It's a hell of a drug

The work-day world had been taken by storm in the year 2170, when the first emotional-redirector meds were prescribed. By this point, biomedical technologies had progressed to the point where we not only understood how brain chemicals and receptors functioned, but how to manipulate and modify them, how to alter their trajectories to land in different parts of the brain. Once, we were powerless to the whims of our emotions. Now, with the proper dosage, sadness could become happiness. More than simply making a person produce the happy chemicals on command, a person would become happy because they were crying. The needed neural release, the flushing of the system, without the resulting emotional minefield.

Soon, other such pills entered the medical field. The most popular by a long-shot was initially conceived as a treatment for attention deficit disorder and executive dysfunction. In layman's terms, the pills would intercept feelings of annoyance, anger, rage, and redirect them to the behavioral and pleasure centers of the brain. A patient under the effects of the drug would be more greatly motivated to take action when presented with things that made them angry, at last bridging the neural gap and enabling them to be good-and-properly Productive.

It was not long before these drugs leaked into the open market. As miraculous as they were for productivity, they were so much more powerful to those who were already productive. Authorities speculated that, by 2180, the vast majority of executives, stock traders, and other such folk were "heavy users" of the drug. The leak was isolated to Special Production Y-Tellurium, but by the time investigators had evidence to back their claims, the formula had already reached rival pharmaceutical companies and designer fabs alike.

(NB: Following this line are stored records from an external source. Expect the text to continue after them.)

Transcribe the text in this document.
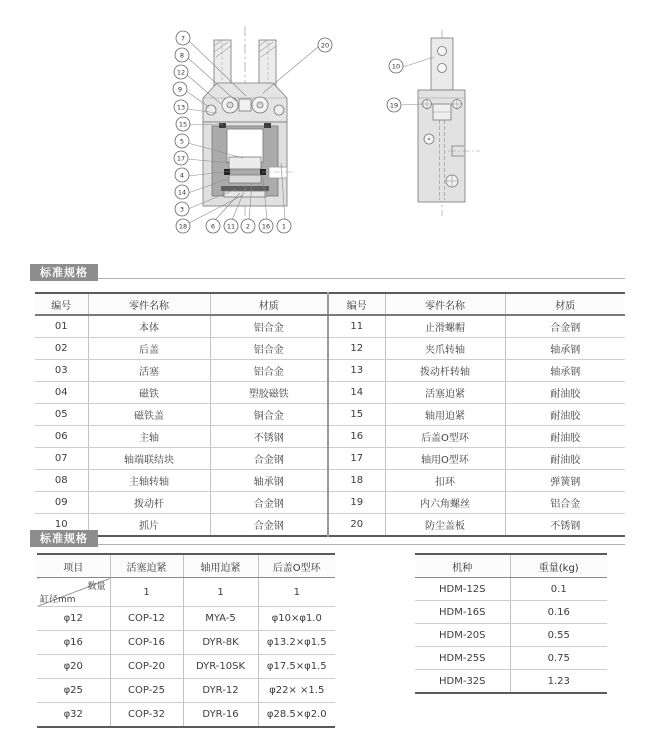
7
8
12
9
13
15
5
17
4
14
3
18	6 11 2 16 1
20
10
19
标准规格
编号	零件名称	材质	编号	零件名称	材质
01	本体	铝合金	11	止滑螺帽	合金钢
02	后盖	铝合金	12	夹爪转轴	轴承钢
03	活塞	铝合金	13	拨动杆转轴	轴承钢
04	磁铁	塑胶磁铁	14	活塞迫紧	耐油胶
05	磁铁盖	铜合金	15	轴用迫紧	耐油胶
06	主轴	不锈钢	16	后盖O型环	耐油胶
07	轴端联结块	合金钢	17	轴用O型环	耐油胶
08	主轴转轴	轴承钢	18	扣环	弹簧钢
09	拨动杆	合金钢	19	内六角螺丝	铝合金
10	抓片	合金钢	20	防尘盖板	不锈钢
标准规格
项目	活塞迫紧	轴用迫紧	后盖O型环

数量
缸径mm	1	1	1
φ12	COP-12	MYA-5	φ10×φ1.0
φ16	COP-16	DYR-8K	φ13.2×φ1.5
φ20	COP-20	DYR-10SK	φ17.5×φ1.5
φ25	COP-25	DYR-12	φ22× ×1.5
φ32	COP-32	DYR-16	φ28.5×φ2.0
机种	重量(kg)
HDM-12S	0.1
HDM-16S	0.16
HDM-20S	0.55
HDM-25S	0.75
HDM-32S	1.23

Users admitted to toxicology wards all described the sensations the same way. They had become so motivated and liberated by the effects of the drug, that they found that they were only truly productive when they had found something to be mad at. They only truly found the desire to do the things that they wanted to do, when circumstances had angered them so much that leaving it alone would be more painful than getting it done. One patient described it as almost superhuman. Maybe not to the extent of a performance-enhancer, but for a person who would otherwise have spent their day sitting in a chair, matching gems on their screen, it might as well have been.

The Sentinel Branch, by the late 2180s, had declared that the issue of widespread, unsanctioned production and sale of the drug was now so widespread as to be endemic. Rare was the night that they had not booked a user. The patterns had eventually become clear, across the thousands of perpetrators a week. The drug itself was habit-forming, but worse than that, the behavior was, too. Because the motivating effects required an emotional catalyst, long-term users would eventually find that they would not feel the effects as strongly unless they actively sought out sources of anger. Some said they tuned in to 24-hour news channels. Others found their rage through social media. Soon, those things weren't enough anymore. Users began seeking street fight clubs, wandering into shareholder meetings. In one particularly infamous instance, a user bypassed capitol security to walk in on a congressional hearing, just to feel enough fury to spark their motivation again. By this point, the drug had earned its street name: SPYTe.

And SPYTe, it turned out, was a hell of a drug.